1.Neutrinos are super abundant. The shining sun sends 65 billion neutrinos per second per square centimeter to Earth. Neutrinos are the second most abundant particle in the universe. If we were to take a snapshot, we’d see that every cubic centimeter has approximately 1,000 photons and 300 neutrinos.

2.Neutrinos are almost massless. No one yet knows the mass of neutrinos, but it is at least a million times less massive than the lightest particle we know, the electron. We do know that each is so lightweight and so abundant that the total mass of all neutrinos in the universe is estimated to be equal to the total mass of all of the visible stars.

3.Neutrinos are perfect probes for the weak force. All other fundamental particles interact through the strong, electromagnetic or weak force or through some combination of the three. Neutrinos are the only particles that interact solely though the weak force. This makes neutrinos important for nailing down the details of the weak force.

4.Neutrinos are really hard to detect. On average, only one neutrino from the sun will interact with a person’s body during his or her lifetime. Since neutrino interactions are so rare, neutrino detectors must be huge. Super Kamiokande in Japan is as tall as Wilson Hall and holds 50,000 tons of ultrapure water. IceCube is buried between 1.5 and 2.5 kilometers under pure and clear ice in Antarctica, instrumenting a full cubic kilometer of ice.

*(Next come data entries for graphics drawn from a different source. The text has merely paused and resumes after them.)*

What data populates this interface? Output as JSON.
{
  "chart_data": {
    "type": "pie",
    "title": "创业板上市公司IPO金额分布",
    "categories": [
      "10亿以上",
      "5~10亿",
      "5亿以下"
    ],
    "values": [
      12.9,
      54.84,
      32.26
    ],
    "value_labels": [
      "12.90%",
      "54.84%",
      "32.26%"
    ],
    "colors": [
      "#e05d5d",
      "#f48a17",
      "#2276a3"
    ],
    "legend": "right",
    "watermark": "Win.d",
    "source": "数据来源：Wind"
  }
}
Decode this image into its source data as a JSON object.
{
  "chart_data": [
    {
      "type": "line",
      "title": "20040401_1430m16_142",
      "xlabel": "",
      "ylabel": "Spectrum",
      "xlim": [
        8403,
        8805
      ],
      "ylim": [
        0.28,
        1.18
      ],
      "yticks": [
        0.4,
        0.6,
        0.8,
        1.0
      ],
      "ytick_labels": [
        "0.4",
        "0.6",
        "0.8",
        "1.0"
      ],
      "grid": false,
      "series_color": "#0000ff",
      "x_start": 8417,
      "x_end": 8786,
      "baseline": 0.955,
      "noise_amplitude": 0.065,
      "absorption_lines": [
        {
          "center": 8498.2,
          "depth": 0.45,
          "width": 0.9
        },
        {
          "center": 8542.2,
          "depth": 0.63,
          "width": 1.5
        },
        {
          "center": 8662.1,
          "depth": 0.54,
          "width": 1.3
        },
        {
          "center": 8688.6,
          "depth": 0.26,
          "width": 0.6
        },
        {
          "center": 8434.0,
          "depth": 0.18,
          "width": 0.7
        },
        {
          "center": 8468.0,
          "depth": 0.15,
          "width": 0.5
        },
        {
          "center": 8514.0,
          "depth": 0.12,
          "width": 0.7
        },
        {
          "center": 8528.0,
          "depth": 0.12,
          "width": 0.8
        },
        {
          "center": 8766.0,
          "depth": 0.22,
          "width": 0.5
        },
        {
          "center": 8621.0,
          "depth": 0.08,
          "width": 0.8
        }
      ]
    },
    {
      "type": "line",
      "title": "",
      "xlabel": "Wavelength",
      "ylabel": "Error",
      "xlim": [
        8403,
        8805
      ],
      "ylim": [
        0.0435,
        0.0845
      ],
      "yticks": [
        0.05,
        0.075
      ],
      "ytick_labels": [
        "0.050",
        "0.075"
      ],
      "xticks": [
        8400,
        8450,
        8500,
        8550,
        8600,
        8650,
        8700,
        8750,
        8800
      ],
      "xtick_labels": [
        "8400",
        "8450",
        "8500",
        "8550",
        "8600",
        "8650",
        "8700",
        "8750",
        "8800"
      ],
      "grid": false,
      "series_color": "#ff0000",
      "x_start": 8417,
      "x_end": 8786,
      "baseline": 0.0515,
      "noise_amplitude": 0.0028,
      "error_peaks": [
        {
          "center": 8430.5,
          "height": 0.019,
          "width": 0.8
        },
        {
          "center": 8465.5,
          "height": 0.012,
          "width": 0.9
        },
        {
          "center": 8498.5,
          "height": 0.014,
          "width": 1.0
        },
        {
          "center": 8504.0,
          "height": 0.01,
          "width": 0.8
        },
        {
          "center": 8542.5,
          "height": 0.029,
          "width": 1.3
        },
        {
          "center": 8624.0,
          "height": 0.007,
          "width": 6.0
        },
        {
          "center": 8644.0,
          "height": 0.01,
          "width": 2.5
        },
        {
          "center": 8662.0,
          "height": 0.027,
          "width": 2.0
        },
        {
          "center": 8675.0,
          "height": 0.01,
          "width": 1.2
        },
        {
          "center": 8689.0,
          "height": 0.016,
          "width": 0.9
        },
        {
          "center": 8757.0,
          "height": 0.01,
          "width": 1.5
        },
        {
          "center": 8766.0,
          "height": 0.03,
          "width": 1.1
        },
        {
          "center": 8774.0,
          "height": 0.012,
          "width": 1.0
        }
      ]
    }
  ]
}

5.Neutrinos are like chameleons. There are three flavors of neutrinos: electron, muon and tau. As a neutrino travels along, it may switch back and forth between the flavors. These flavor “oscillations” confounded physicists for decades.

6.Neutrinos of electron flavor linger around electrons. When neutrinos travel through matter, they see dense clouds of electrons. Electron neutrinos will have trouble traversing these dense clouds, effectively slowing down while muon and tau flavors travel through unimpeded. The NOvA experiment is using this phenomenon to deduce more information about the neutrino masses.

7.Neutrinos let us see inside the sun. The light that reaches Earth takes 10,000 to 100,000 years to escape the thick plasma of the sun’s core. When light reaches the solar surface, it freely streams through open space to our planet in only 8 minutes. Neutrinos provide us a penetrating view into the core, where nuclear fusion powers the sun. They take only 3.2 seconds to escape to the solar surface and 8 minutes to reach Earth.

8.Neutrinos may have altered the course of the universe. Why is everything in the universe made predominantly of matter and not antimatter? Cosmologists think that at the start of the universe there were equal parts of matter and antimatter. Neutrino interactions may have tipped this delicate balance, enabling the formation of galaxies, stars and planets like our own Earth.

9.Neutrinos dissipate more than 99 percent of a supernova’s energy. Certain types of stellar explosions lose nearly all of their energy through neutrinos. These “core collapse” supernovae end as either a black hole or a neutron star. Neutrinos are used to understand how supernovae explode and tell us more about other astronomical objects like active galactic nuclei.